The Henry Art Gallery is serving up a slice of cultural critique with its latest exhibit "LOVERULES," showcasing the work of artist Hank Willis Thomas. Described by the Seattle Times as a "powerful gathering of work," the exhibit features over 90 pieces that throw a spotlight on the intersection of advertisements, consumerism, and identity, particularly within race and gender. Thomas, a Brooklyn-based conceptual artist, uses a mix of media to challenge viewers to reckon with the biased messaging inherent in popular culture.

"The medium is the message," Thomas declared in an interview, as punctuated by the Seattle Times. His art turns the mirror on society, revealing how ads and consumer culture bolster inequity and shape identities.
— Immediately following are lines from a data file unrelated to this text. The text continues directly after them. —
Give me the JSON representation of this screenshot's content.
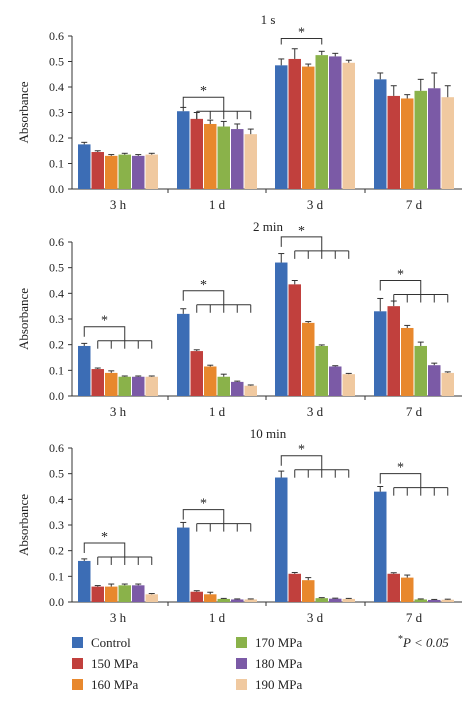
{
  "chart_data": [
    {
      "type": "bar",
      "title": "1 s",
      "ylabel": "Absorbance",
      "xlabel": "",
      "ylim": [
        0,
        0.6
      ],
      "yticks": [
        0.0,
        0.1,
        0.2,
        0.3,
        0.4,
        0.5,
        0.6
      ],
      "ytick_labels": [
        "0.0",
        "0.1",
        "0.2",
        "0.3",
        "0.4",
        "0.5",
        "0.6"
      ],
      "categories": [
        "3 h",
        "1 d",
        "3 d",
        "7 d"
      ],
      "series": [
        {
          "name": "Control",
          "values": [
            0.175,
            0.305,
            0.485,
            0.43
          ],
          "errors": [
            0.008,
            0.015,
            0.025,
            0.025
          ]
        },
        {
          "name": "150 MPa",
          "values": [
            0.145,
            0.275,
            0.51,
            0.365
          ],
          "errors": [
            0.005,
            0.025,
            0.04,
            0.04
          ]
        },
        {
          "name": "160 MPa",
          "values": [
            0.13,
            0.255,
            0.48,
            0.355
          ],
          "errors": [
            0.005,
            0.015,
            0.01,
            0.015
          ]
        },
        {
          "name": "170 MPa",
          "values": [
            0.135,
            0.245,
            0.525,
            0.385
          ],
          "errors": [
            0.005,
            0.02,
            0.015,
            0.045
          ]
        },
        {
          "name": "180 MPa",
          "values": [
            0.13,
            0.235,
            0.52,
            0.395
          ],
          "errors": [
            0.005,
            0.02,
            0.012,
            0.06
          ]
        },
        {
          "name": "190 MPa",
          "values": [
            0.135,
            0.215,
            0.495,
            0.36
          ],
          "errors": [
            0.005,
            0.02,
            0.01,
            0.045
          ]
        }
      ],
      "significance": [
        {
          "category": "1 d",
          "label": "*",
          "type": "multi",
          "y": 0.36
        },
        {
          "category": "3 d",
          "label": "*",
          "type": "pair",
          "series": [
            0,
            3
          ],
          "y": 0.59
        }
      ]
    },
    {
      "type": "bar",
      "title": "2 min",
      "ylabel": "Absorbance",
      "xlabel": "",
      "ylim": [
        0,
        0.6
      ],
      "yticks": [
        0.0,
        0.1,
        0.2,
        0.3,
        0.4,
        0.5,
        0.6
      ],
      "ytick_labels": [
        "0.0",
        "0.1",
        "0.2",
        "0.3",
        "0.4",
        "0.5",
        "0.6"
      ],
      "categories": [
        "3 h",
        "1 d",
        "3 d",
        "7 d"
      ],
      "series": [
        {
          "name": "Control",
          "values": [
            0.195,
            0.32,
            0.52,
            0.33
          ],
          "errors": [
            0.01,
            0.02,
            0.035,
            0.05
          ]
        },
        {
          "name": "150 MPa",
          "values": [
            0.105,
            0.175,
            0.435,
            0.35
          ],
          "errors": [
            0.004,
            0.005,
            0.015,
            0.02
          ]
        },
        {
          "name": "160 MPa",
          "values": [
            0.09,
            0.115,
            0.285,
            0.265
          ],
          "errors": [
            0.008,
            0.005,
            0.005,
            0.01
          ]
        },
        {
          "name": "170 MPa",
          "values": [
            0.075,
            0.075,
            0.195,
            0.195
          ],
          "errors": [
            0.003,
            0.01,
            0.004,
            0.015
          ]
        },
        {
          "name": "180 MPa",
          "values": [
            0.075,
            0.055,
            0.115,
            0.12
          ],
          "errors": [
            0.003,
            0.003,
            0.003,
            0.008
          ]
        },
        {
          "name": "190 MPa",
          "values": [
            0.075,
            0.04,
            0.085,
            0.09
          ],
          "errors": [
            0.003,
            0.003,
            0.003,
            0.004
          ]
        }
      ],
      "significance": [
        {
          "category": "3 h",
          "label": "*",
          "type": "multi",
          "y": 0.27
        },
        {
          "category": "1 d",
          "label": "*",
          "type": "multi",
          "y": 0.41
        },
        {
          "category": "3 d",
          "label": "*",
          "type": "multi",
          "y": 0.62
        },
        {
          "category": "7 d",
          "label": "*",
          "type": "multi",
          "y": 0.45
        }
      ]
    },
    {
      "type": "bar",
      "title": "10 min",
      "ylabel": "Absorbance",
      "xlabel": "",
      "ylim": [
        0,
        0.6
      ],
      "yticks": [
        0.0,
        0.1,
        0.2,
        0.3,
        0.4,
        0.5,
        0.6
      ],
      "ytick_labels": [
        "0.0",
        "0.1",
        "0.2",
        "0.3",
        "0.4",
        "0.5",
        "0.6"
      ],
      "categories": [
        "3 h",
        "1 d",
        "3 d",
        "7 d"
      ],
      "series": [
        {
          "name": "Control",
          "values": [
            0.16,
            0.29,
            0.485,
            0.43
          ],
          "errors": [
            0.008,
            0.02,
            0.025,
            0.02
          ]
        },
        {
          "name": "150 MPa",
          "values": [
            0.06,
            0.04,
            0.11,
            0.11
          ],
          "errors": [
            0.004,
            0.004,
            0.005,
            0.004
          ]
        },
        {
          "name": "160 MPa",
          "values": [
            0.06,
            0.03,
            0.085,
            0.095
          ],
          "errors": [
            0.01,
            0.008,
            0.01,
            0.01
          ]
        },
        {
          "name": "170 MPa",
          "values": [
            0.065,
            0.012,
            0.015,
            0.01
          ],
          "errors": [
            0.005,
            0.002,
            0.002,
            0.002
          ]
        },
        {
          "name": "180 MPa",
          "values": [
            0.065,
            0.01,
            0.013,
            0.008
          ],
          "errors": [
            0.005,
            0.002,
            0.002,
            0.002
          ]
        },
        {
          "name": "190 MPa",
          "values": [
            0.03,
            0.01,
            0.012,
            0.009
          ],
          "errors": [
            0.003,
            0.002,
            0.002,
            0.002
          ]
        }
      ],
      "significance": [
        {
          "category": "3 h",
          "label": "*",
          "type": "multi",
          "y": 0.23
        },
        {
          "category": "1 d",
          "label": "*",
          "type": "multi",
          "y": 0.36
        },
        {
          "category": "3 d",
          "label": "*",
          "type": "multi",
          "y": 0.57
        },
        {
          "category": "7 d",
          "label": "*",
          "type": "multi",
          "y": 0.5
        }
      ]
    }
  ],
  "legend": {
    "placement": "bottom",
    "items": [
      {
        "label": "Control",
        "color": "#3c6db5"
      },
      {
        "label": "150 MPa",
        "color": "#c1403d"
      },
      {
        "label": "160 MPa",
        "color": "#e8882d"
      },
      {
        "label": "170 MPa",
        "color": "#8ab24a"
      },
      {
        "label": "180 MPa",
        "color": "#7b5aa6"
      },
      {
        "label": "190 MPa",
        "color": "#f0c9a0"
      }
    ],
    "note_star": "*",
    "note_text": "P < 0.05"
  }
}
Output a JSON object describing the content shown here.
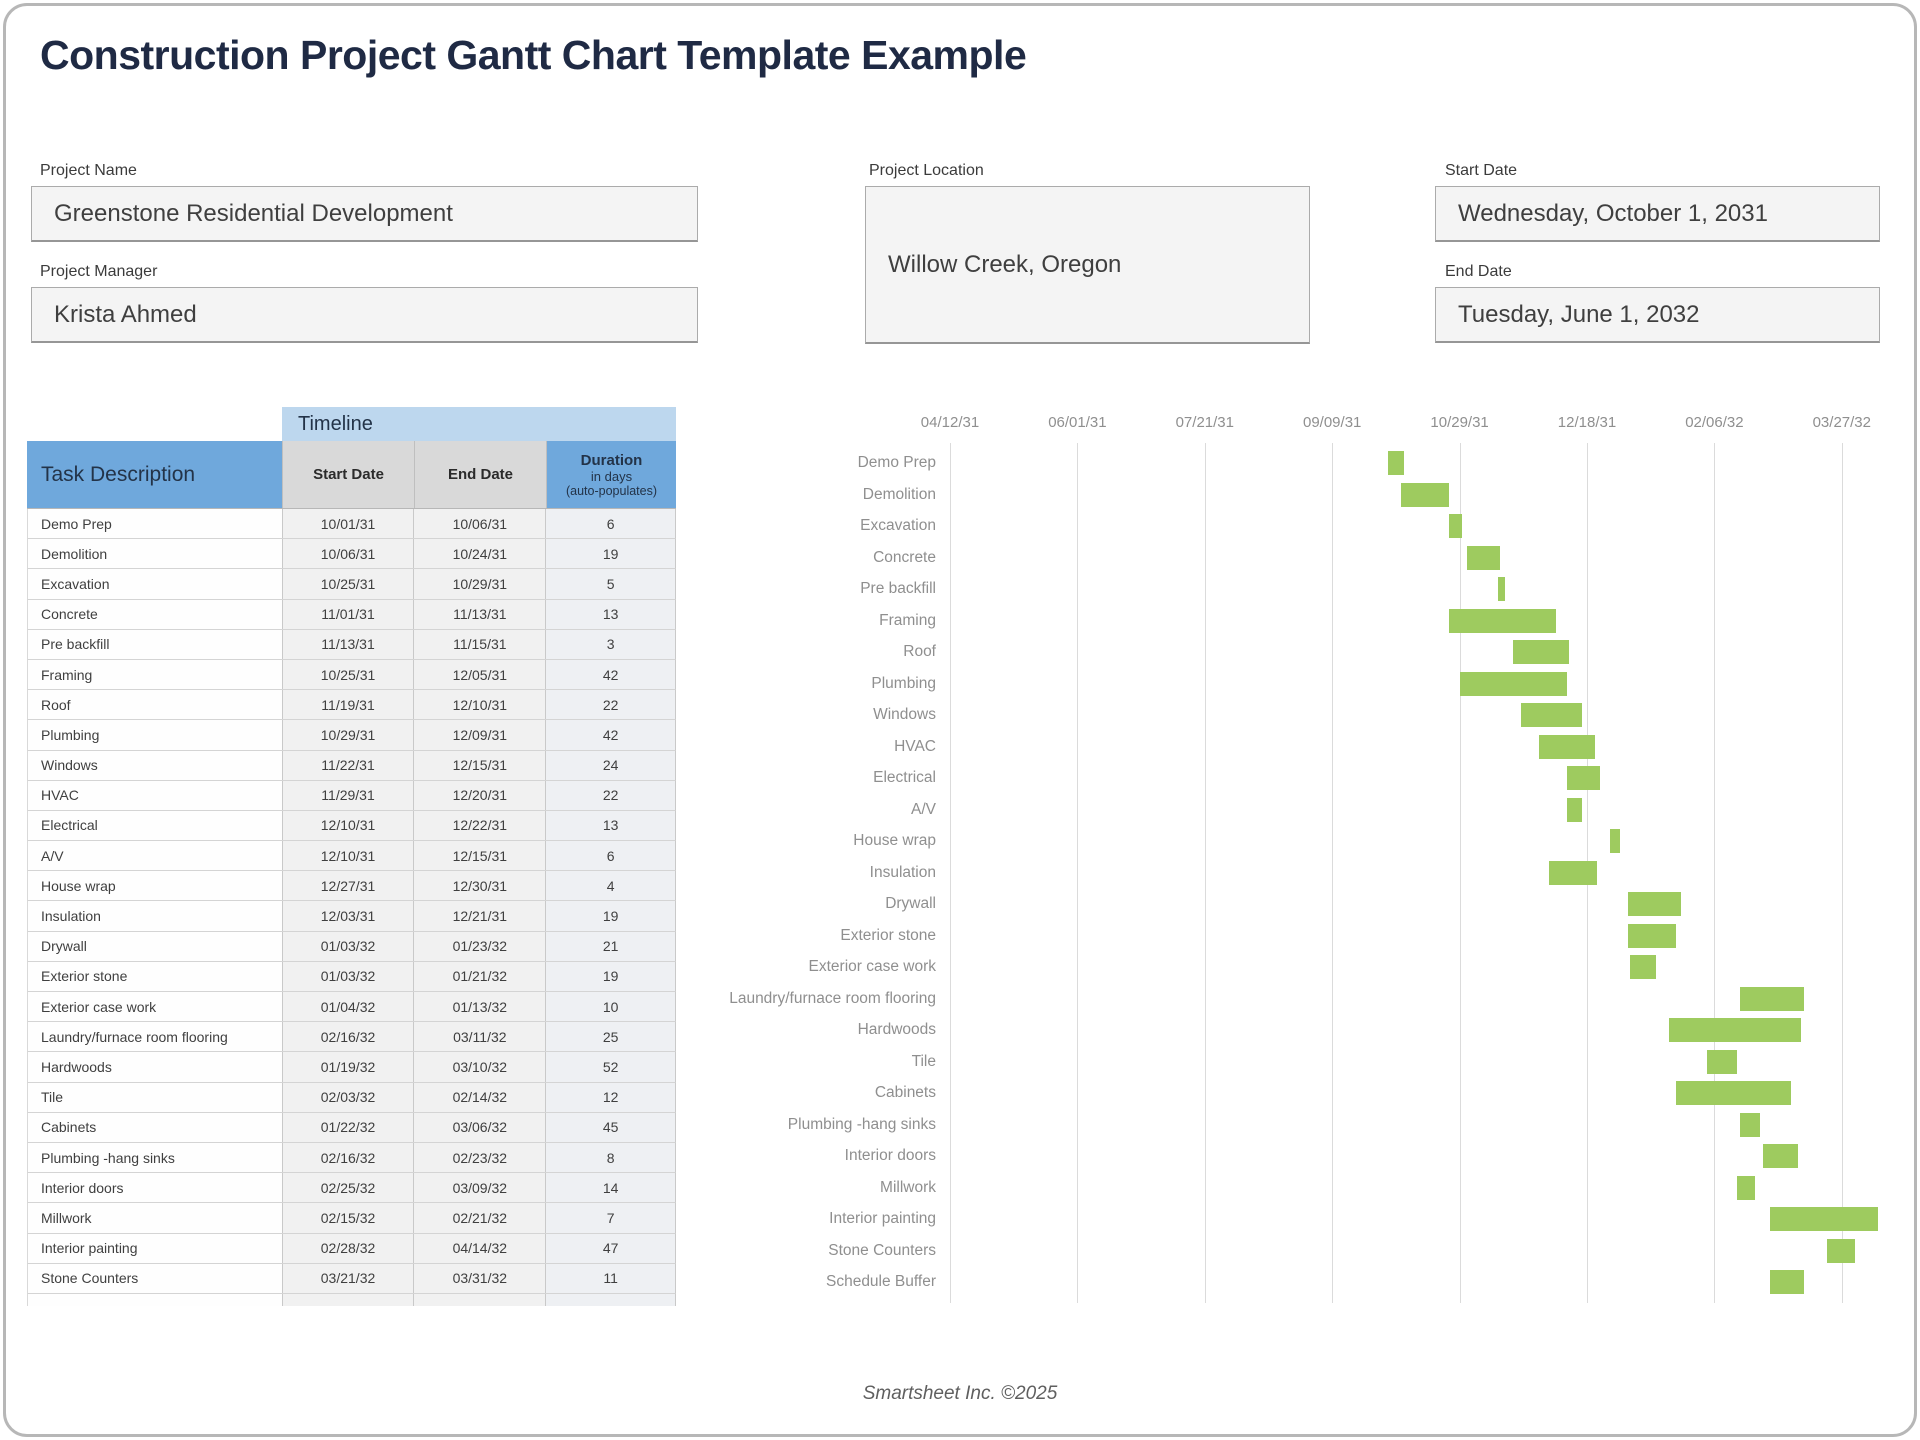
{
  "title": "Construction Project Gantt Chart Template Example",
  "form": {
    "project_name": {
      "label": "Project Name",
      "value": "Greenstone Residential Development"
    },
    "project_manager": {
      "label": "Project Manager",
      "value": "Krista Ahmed"
    },
    "project_location": {
      "label": "Project Location",
      "value": "Willow Creek, Oregon"
    },
    "start_date": {
      "label": "Start Date",
      "value": "Wednesday, October 1, 2031"
    },
    "end_date": {
      "label": "End Date",
      "value": "Tuesday, June 1, 2032"
    }
  },
  "table": {
    "timeline_header": "Timeline",
    "columns": {
      "task": "Task Description",
      "start": "Start Date",
      "end": "End Date",
      "duration_line1": "Duration",
      "duration_line2": "in days",
      "duration_line3": "(auto-populates)"
    },
    "rows": [
      {
        "task": "Demo Prep",
        "start": "10/01/31",
        "end": "10/06/31",
        "duration": "6"
      },
      {
        "task": "Demolition",
        "start": "10/06/31",
        "end": "10/24/31",
        "duration": "19"
      },
      {
        "task": "Excavation",
        "start": "10/25/31",
        "end": "10/29/31",
        "duration": "5"
      },
      {
        "task": "Concrete",
        "start": "11/01/31",
        "end": "11/13/31",
        "duration": "13"
      },
      {
        "task": "Pre backfill",
        "start": "11/13/31",
        "end": "11/15/31",
        "duration": "3"
      },
      {
        "task": "Framing",
        "start": "10/25/31",
        "end": "12/05/31",
        "duration": "42"
      },
      {
        "task": "Roof",
        "start": "11/19/31",
        "end": "12/10/31",
        "duration": "22"
      },
      {
        "task": "Plumbing",
        "start": "10/29/31",
        "end": "12/09/31",
        "duration": "42"
      },
      {
        "task": "Windows",
        "start": "11/22/31",
        "end": "12/15/31",
        "duration": "24"
      },
      {
        "task": "HVAC",
        "start": "11/29/31",
        "end": "12/20/31",
        "duration": "22"
      },
      {
        "task": "Electrical",
        "start": "12/10/31",
        "end": "12/22/31",
        "duration": "13"
      },
      {
        "task": "A/V",
        "start": "12/10/31",
        "end": "12/15/31",
        "duration": "6"
      },
      {
        "task": "House wrap",
        "start": "12/27/31",
        "end": "12/30/31",
        "duration": "4"
      },
      {
        "task": "Insulation",
        "start": "12/03/31",
        "end": "12/21/31",
        "duration": "19"
      },
      {
        "task": "Drywall",
        "start": "01/03/32",
        "end": "01/23/32",
        "duration": "21"
      },
      {
        "task": "Exterior stone",
        "start": "01/03/32",
        "end": "01/21/32",
        "duration": "19"
      },
      {
        "task": "Exterior case work",
        "start": "01/04/32",
        "end": "01/13/32",
        "duration": "10"
      },
      {
        "task": "Laundry/furnace room flooring",
        "start": "02/16/32",
        "end": "03/11/32",
        "duration": "25"
      },
      {
        "task": "Hardwoods",
        "start": "01/19/32",
        "end": "03/10/32",
        "duration": "52"
      },
      {
        "task": "Tile",
        "start": "02/03/32",
        "end": "02/14/32",
        "duration": "12"
      },
      {
        "task": "Cabinets",
        "start": "01/22/32",
        "end": "03/06/32",
        "duration": "45"
      },
      {
        "task": "Plumbing -hang sinks",
        "start": "02/16/32",
        "end": "02/23/32",
        "duration": "8"
      },
      {
        "task": "Interior doors",
        "start": "02/25/32",
        "end": "03/09/32",
        "duration": "14"
      },
      {
        "task": "Millwork",
        "start": "02/15/32",
        "end": "02/21/32",
        "duration": "7"
      },
      {
        "task": "Interior painting",
        "start": "02/28/32",
        "end": "04/14/32",
        "duration": "47"
      },
      {
        "task": "Stone Counters",
        "start": "03/21/32",
        "end": "03/31/32",
        "duration": "11"
      }
    ]
  },
  "chart_data": {
    "type": "bar",
    "subtype": "gantt",
    "axis_tick_dates": [
      "04/12/31",
      "06/01/31",
      "07/21/31",
      "09/09/31",
      "10/29/31",
      "12/18/31",
      "02/06/32",
      "03/27/32"
    ],
    "axis_tick_interval_days": 50,
    "grid": "vertical-on",
    "legend": "none",
    "tasks": [
      {
        "name": "Demo Prep",
        "start": "10/01/31",
        "end": "10/06/31"
      },
      {
        "name": "Demolition",
        "start": "10/06/31",
        "end": "10/24/31"
      },
      {
        "name": "Excavation",
        "start": "10/25/31",
        "end": "10/29/31"
      },
      {
        "name": "Concrete",
        "start": "11/01/31",
        "end": "11/13/31"
      },
      {
        "name": "Pre backfill",
        "start": "11/13/31",
        "end": "11/15/31"
      },
      {
        "name": "Framing",
        "start": "10/25/31",
        "end": "12/05/31"
      },
      {
        "name": "Roof",
        "start": "11/19/31",
        "end": "12/10/31"
      },
      {
        "name": "Plumbing",
        "start": "10/29/31",
        "end": "12/09/31"
      },
      {
        "name": "Windows",
        "start": "11/22/31",
        "end": "12/15/31"
      },
      {
        "name": "HVAC",
        "start": "11/29/31",
        "end": "12/20/31"
      },
      {
        "name": "Electrical",
        "start": "12/10/31",
        "end": "12/22/31"
      },
      {
        "name": "A/V",
        "start": "12/10/31",
        "end": "12/15/31"
      },
      {
        "name": "House wrap",
        "start": "12/27/31",
        "end": "12/30/31"
      },
      {
        "name": "Insulation",
        "start": "12/03/31",
        "end": "12/21/31"
      },
      {
        "name": "Drywall",
        "start": "01/03/32",
        "end": "01/23/32"
      },
      {
        "name": "Exterior stone",
        "start": "01/03/32",
        "end": "01/21/32"
      },
      {
        "name": "Exterior case work",
        "start": "01/04/32",
        "end": "01/13/32"
      },
      {
        "name": "Laundry/furnace room flooring",
        "start": "02/16/32",
        "end": "03/11/32"
      },
      {
        "name": "Hardwoods",
        "start": "01/19/32",
        "end": "03/10/32"
      },
      {
        "name": "Tile",
        "start": "02/03/32",
        "end": "02/14/32"
      },
      {
        "name": "Cabinets",
        "start": "01/22/32",
        "end": "03/06/32"
      },
      {
        "name": "Plumbing -hang sinks",
        "start": "02/16/32",
        "end": "02/23/32"
      },
      {
        "name": "Interior doors",
        "start": "02/25/32",
        "end": "03/09/32"
      },
      {
        "name": "Millwork",
        "start": "02/15/32",
        "end": "02/21/32"
      },
      {
        "name": "Interior painting",
        "start": "02/28/32",
        "end": "04/14/32"
      },
      {
        "name": "Stone Counters",
        "start": "03/21/32",
        "end": "03/31/32"
      },
      {
        "name": "Schedule Buffer",
        "start": "02/28/32",
        "end": "03/11/32"
      }
    ]
  },
  "footer": {
    "credit": "Smartsheet Inc. ©2025"
  },
  "colors": {
    "title_navy": "#1f2a44",
    "header_blue": "#6fa8dc",
    "timeline_lightblue": "#bdd7ee",
    "header_gray": "#d9d9d9",
    "bar_green": "#9ecb5f",
    "gantt_text_gray": "#8f8f8f"
  }
}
One piece drawing eyes is "An All Colored Cast," which the Daily UW notes casts Hollywood stars of color in a complex web of visibility and recognition. This, along with the rest of the exhibit, navigates the narratives of modern commodification weaving through 20 years of Thomas' career.

In one striking element of the exhibit, Thomas' "Branded and Unbranded: Reflections in Black by Corporate America," he riffs on the history and iconography of sports sponsorship. Meanwhile, "Unbranded" strips away the sales pitch from advertisements, leaving bare the common tropes in how race and gender are commercially depicted. "Advertising is not seen as art, but it's actually the most ubiquitous artform," Thomas told Daily UW, spotlighting the pervasive influence of corporate media in shaping societal outlooks.

Another compelling series, "Unbranded: A Century of White Women," presents a year-by-year deconstruction of the white woman archetype in advertising. Displayed in around 50 works, this reveals an enduring narrative, as observed by Daily UW, of racial and gender dynamics in society's fabric, a fabric often sold to us piece by piece through the mechanisms of traditional advertisements.

In stepping through the Henry Art Gallery, viewers are beckoned to critically examine how identity—and the commodification of it—has been sculpted over a century. The confrontational yet accessible art of Hank Willis Thomas at "LOVERULES" lays bare the reality that what we consume, in the form of ads and cultural narratives, consumes us in return, leaving us to ponder the cost of a society sold one billboard at a time.